Use these fields to separate "preprocessing found no useful structure" from
"preprocessing reduced the model but the overhead exceeded the iteration
savings."
Interpreting the diagnostics
Healthy solve (HS071-like): 0 restorations, 0 filter rejects, 2–4 mu mode switches, final_mu near 1e-9, final_primal_inf and final_dual_inf both below tol.
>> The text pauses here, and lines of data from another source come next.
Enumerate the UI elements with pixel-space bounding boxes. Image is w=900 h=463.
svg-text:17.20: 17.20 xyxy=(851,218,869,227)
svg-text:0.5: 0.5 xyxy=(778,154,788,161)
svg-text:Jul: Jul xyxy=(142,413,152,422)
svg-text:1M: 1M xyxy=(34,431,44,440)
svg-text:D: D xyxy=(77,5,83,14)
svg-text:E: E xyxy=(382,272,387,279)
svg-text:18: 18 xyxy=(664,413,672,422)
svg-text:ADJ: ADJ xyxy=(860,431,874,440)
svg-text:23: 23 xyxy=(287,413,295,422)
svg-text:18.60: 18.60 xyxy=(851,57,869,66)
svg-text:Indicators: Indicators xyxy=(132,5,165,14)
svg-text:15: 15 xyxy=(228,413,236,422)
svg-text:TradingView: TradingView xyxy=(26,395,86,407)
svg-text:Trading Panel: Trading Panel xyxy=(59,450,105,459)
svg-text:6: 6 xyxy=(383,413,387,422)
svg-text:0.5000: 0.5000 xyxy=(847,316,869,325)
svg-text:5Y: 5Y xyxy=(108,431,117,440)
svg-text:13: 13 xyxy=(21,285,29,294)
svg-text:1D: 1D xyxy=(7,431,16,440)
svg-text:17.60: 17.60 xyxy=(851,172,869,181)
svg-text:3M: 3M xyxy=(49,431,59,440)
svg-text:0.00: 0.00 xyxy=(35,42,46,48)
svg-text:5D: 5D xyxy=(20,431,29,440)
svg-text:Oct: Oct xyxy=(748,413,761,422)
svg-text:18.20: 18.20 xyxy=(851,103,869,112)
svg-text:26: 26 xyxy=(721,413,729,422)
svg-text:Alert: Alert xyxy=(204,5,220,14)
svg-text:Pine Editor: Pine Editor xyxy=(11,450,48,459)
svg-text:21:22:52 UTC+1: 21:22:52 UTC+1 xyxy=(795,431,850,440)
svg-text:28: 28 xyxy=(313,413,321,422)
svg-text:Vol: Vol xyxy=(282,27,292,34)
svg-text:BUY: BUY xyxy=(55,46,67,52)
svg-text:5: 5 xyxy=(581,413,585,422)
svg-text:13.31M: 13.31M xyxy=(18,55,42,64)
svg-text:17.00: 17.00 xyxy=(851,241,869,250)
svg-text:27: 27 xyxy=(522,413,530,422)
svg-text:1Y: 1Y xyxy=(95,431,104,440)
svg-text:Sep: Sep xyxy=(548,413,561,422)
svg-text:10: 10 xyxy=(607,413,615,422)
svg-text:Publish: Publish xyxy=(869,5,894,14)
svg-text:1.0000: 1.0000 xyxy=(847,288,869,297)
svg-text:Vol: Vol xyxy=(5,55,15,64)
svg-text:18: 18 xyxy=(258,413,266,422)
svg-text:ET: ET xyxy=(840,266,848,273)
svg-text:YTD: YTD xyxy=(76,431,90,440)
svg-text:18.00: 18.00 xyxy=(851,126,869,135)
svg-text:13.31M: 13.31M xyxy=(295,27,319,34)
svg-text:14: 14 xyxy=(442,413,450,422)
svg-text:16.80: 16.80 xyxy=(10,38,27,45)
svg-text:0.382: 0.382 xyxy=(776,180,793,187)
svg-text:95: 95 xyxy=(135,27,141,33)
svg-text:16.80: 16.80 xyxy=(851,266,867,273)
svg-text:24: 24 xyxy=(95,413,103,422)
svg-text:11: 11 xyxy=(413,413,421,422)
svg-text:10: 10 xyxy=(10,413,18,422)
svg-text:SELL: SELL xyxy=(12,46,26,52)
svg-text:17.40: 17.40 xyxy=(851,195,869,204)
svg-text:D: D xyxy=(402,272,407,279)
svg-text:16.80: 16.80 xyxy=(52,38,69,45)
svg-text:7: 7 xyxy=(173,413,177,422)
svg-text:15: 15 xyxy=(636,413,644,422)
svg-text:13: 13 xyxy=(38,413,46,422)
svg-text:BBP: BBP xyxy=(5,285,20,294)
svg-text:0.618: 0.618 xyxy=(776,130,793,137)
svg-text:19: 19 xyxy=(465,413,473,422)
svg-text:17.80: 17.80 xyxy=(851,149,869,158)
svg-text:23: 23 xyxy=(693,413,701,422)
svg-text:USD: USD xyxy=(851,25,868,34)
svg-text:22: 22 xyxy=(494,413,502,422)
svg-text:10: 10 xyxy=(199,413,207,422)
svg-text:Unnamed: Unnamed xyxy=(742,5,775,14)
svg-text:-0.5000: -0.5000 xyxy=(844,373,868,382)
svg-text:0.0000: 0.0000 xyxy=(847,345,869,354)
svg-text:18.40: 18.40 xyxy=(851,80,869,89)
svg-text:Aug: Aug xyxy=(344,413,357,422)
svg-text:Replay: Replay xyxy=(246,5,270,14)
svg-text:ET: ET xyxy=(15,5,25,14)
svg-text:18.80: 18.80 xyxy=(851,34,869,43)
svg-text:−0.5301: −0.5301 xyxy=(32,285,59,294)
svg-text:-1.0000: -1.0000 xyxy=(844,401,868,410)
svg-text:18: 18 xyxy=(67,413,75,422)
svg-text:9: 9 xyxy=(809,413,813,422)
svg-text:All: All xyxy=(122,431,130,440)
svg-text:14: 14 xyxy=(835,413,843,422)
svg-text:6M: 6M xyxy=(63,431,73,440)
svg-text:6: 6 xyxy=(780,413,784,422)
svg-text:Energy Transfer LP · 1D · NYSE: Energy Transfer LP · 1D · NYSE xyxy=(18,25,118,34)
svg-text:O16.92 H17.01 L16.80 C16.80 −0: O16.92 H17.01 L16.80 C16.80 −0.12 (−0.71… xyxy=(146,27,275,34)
Struggling solve: Many filter rejects, multiple restorations, final_mu stuck above 1e-4, or a fallback was used.
Pattern → cause → fix
| Pattern | Likely cause | Options to try |
|---|---|---|
filter_rejects > 5 | Line search fighting constraints | Increase mu_init, reduce kappa |
restoration_count > 3 | Repeated feasibility recovery | Set enable_slack_fallback: true, increase mu_init |
mu_mode_switches > 10 | Free/Fixed cycling | Set mu_strategy_adaptive: false |
final_mu stuck > 1e-4 | Barrier parameter not decreasing | Increase max_iter, reduce mu_linear_decrease_factor |
fallback_used: Some(...) | Primary IPM failed | Check which fallback; consider changing Hessian strategy |
soc_corrections > 0 | Nonlinear constraints causing step rejection | Normal; increase max_soc if filter rejects are also high |
watchdog_activations > 0 | Tiny steps detected | Try hessian_approximation_lbfgs: true |
Example: healthy solve (HS071)
#![allow(unused)] fn main() { let result = ripopt::solve(&Hs071, &SolverOptions::default()); let d = &result.diagnostics; assert_eq!(d.filter_rejects, 0); assert_eq!(d.restoration_count, 0); assert!(d.final_mu < 1e-8); // iterations ≈ 8 }
Example: struggling solve — reading and reacting
#![allow(unused)] fn main() { let r1 = ripopt::solve(&problem, &opts); if r1.status != SolveStatus::Optimal { let d = &r1.diagnostics; let mut opts2 = opts.clone(); if d.filter_rejects > 5 { opts2.mu_init = 1.0; opts2.kappa = 3.0; } if d.restoration_count > 3 { opts2.enable_slack_fallback = true; } if d.final_mu > 1e-4 { opts2.mu_strategy_adaptive = false; } if d.mu_mode_switches > 10 { opts2.hessian_approximation_lbfgs = true; } let r2 = ripopt::solve(&problem, &opts2); } }
Using diagnostics with Claude Code
Claude Code can read the --- ripopt diagnostics --- block from stderr and automatically adjust solver options:
claude -p "
Run: cargo run --example debug_tp374 2>&1
Parse the diagnostics block.
If not Optimal:
- High filter_rejects → increase mu_init, decrease kappa
- High restoration_count → try enable_slack_fallback
- mu stuck high → try mu_strategy_adaptive: false
- Large multipliers → try hessian_approximation_lbfgs: true
Adjust options, re-run, compare. Up to 3 attempts.
"
The Rust code is a pure reporter. All intelligence — pattern matching, strategy selection — lives in Claude's reasoning.